Becoming the Republic of the Congo (and later the Democratic Republic of the Congo), what was supposed to be a momentous occasion in the country's history was rapidly transformed into a bitter internecine political battle which would tear the Congo apart. Within weeks, two Congolese provinces had declared their own independence putting the Congo's economic future in jeopardy.
Recruiting hundreds of white mercenaries to sustain its secession, mineral-rich Katanga then attempted to fight off all attempts to bring it back into the fold. By early 1963 the mercenaries had been forced to leave by the UN, but other major outbreaks of armed protest against the Congolese government were taking place. The most significant of these were the Stanleyville, Kindu and Kivu Rebellions led by supporters of Patrice Lumumba, the former Prime Minister assassinated in January 1961.
With the Soviet Union, the Republic of China and radical African governments all aiding rebel movements, what was a series of localised conflicts became a proxy war between the East and the West. Not wishing to see the Congo fall under what it perceived as 'communist domination', the United States then began to provide its own form of military assistance to government forces.

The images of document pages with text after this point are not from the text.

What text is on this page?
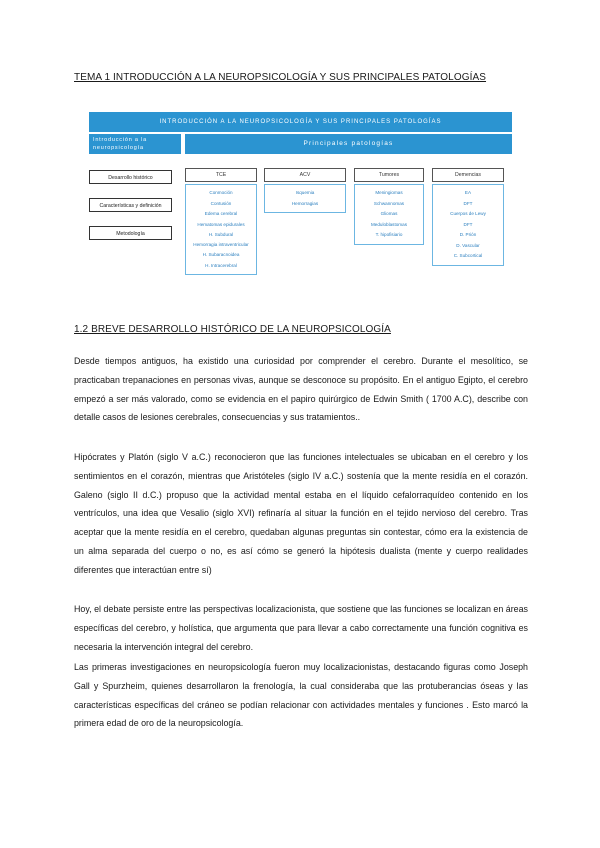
TEMA 1 INTRODUCCIÓN A LA NEUROPSICOLOGÍA Y SUS PRINCIPALES PATOLOGÍAS
INTRODUCCIÓN A LA NEUROPSICOLOGÍA Y SUS PRINCIPALES PATOLOGÍAS
Introducción a la neuropsicología
Principales patologías
Desarrollo histórico
Características y definición
Metodología
TCE
Conmoción
Contusión
Edema cerebral
Hematomas epidurales
H. Subdural
Hemorragia intraventricular
H. Subaracnoidea
H. Intracerebral
ACV
Isquemia
Hemorragias
Tumores
Meningiomas
Schwannomas
Gliomas
Meduloblastomas
T. hipofisiario
Demencias
EA
DFT
Cuerpos de Lewy
DFT
D. Prión
D. Vascular
C. Subcortical
1.2 BREVE DESARROLLO HISTÓRICO DE LA NEUROPSICOLOGÍA

Desde tiempos antiguos, ha existido una curiosidad por comprender el cerebro. Durante el mesolítico, se practicaban trepanaciones en personas vivas, aunque se desconoce su propósito. En el antiguo Egipto, el cerebro empezó a ser más valorado, como se evidencia en el papiro quirúrgico de Edwin Smith ( 1700 A.C), describe con detalle casos de lesiones cerebrales, consecuencias y sus tratamientos..

Hipócrates y Platón (siglo V a.C.) reconocieron que las funciones intelectuales se ubicaban en el cerebro y los sentimientos en el corazón, mientras que Aristóteles (siglo IV a.C.) sostenía que la mente residía en el corazón. Galeno (siglo II d.C.) propuso que la actividad mental estaba en el líquido cefalorraquídeo contenido en los ventrículos, una idea que Vesalio (siglo XVI) refinaría al situar la función en el tejido nervioso del cerebro. Tras aceptar que la mente residía en el cerebro, quedaban algunas preguntas sin contestar, cómo era la existencia de un alma separada del cuerpo o no, es así cómo se generó la hipótesis dualista (mente y cuerpo realidades diferentes que interactúan entre sí)

Hoy, el debate persiste entre las perspectivas localizacionista, que sostiene que las funciones se localizan en áreas específicas del cerebro, y holística, que argumenta que para llevar a cabo correctamente una función cognitiva es necesaria la intervención integral del cerebro.

Las primeras investigaciones en neuropsicología fueron muy localizacionistas, destacando figuras como Joseph Gall y Spurzheim, quienes desarrollaron la frenología, la cual consideraba que las protuberancias óseas y las características específicas del cráneo se podían relacionar con actividades mentales y funciones . Esto marcó la primera edad de oro de la neuropsicología.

Ripe for Rebellion is the first of two volumes examining the so-called 'Congo Crisis'. Based on extensive research in multiple official archives, it throws entirely new light upon developments in a country which many US citizens of the time believed would become the next major battlefield of the Cold War. Richly illustrated, it provides a detailed account of the global and local political dynamics which led to civil war and encouraged so many to take up arms, and an intricate reconstruction of the military role played by the United States from 1964. The story told in Ripe for Rebellion will be continued in For God and the CIA, though each volume stands alone.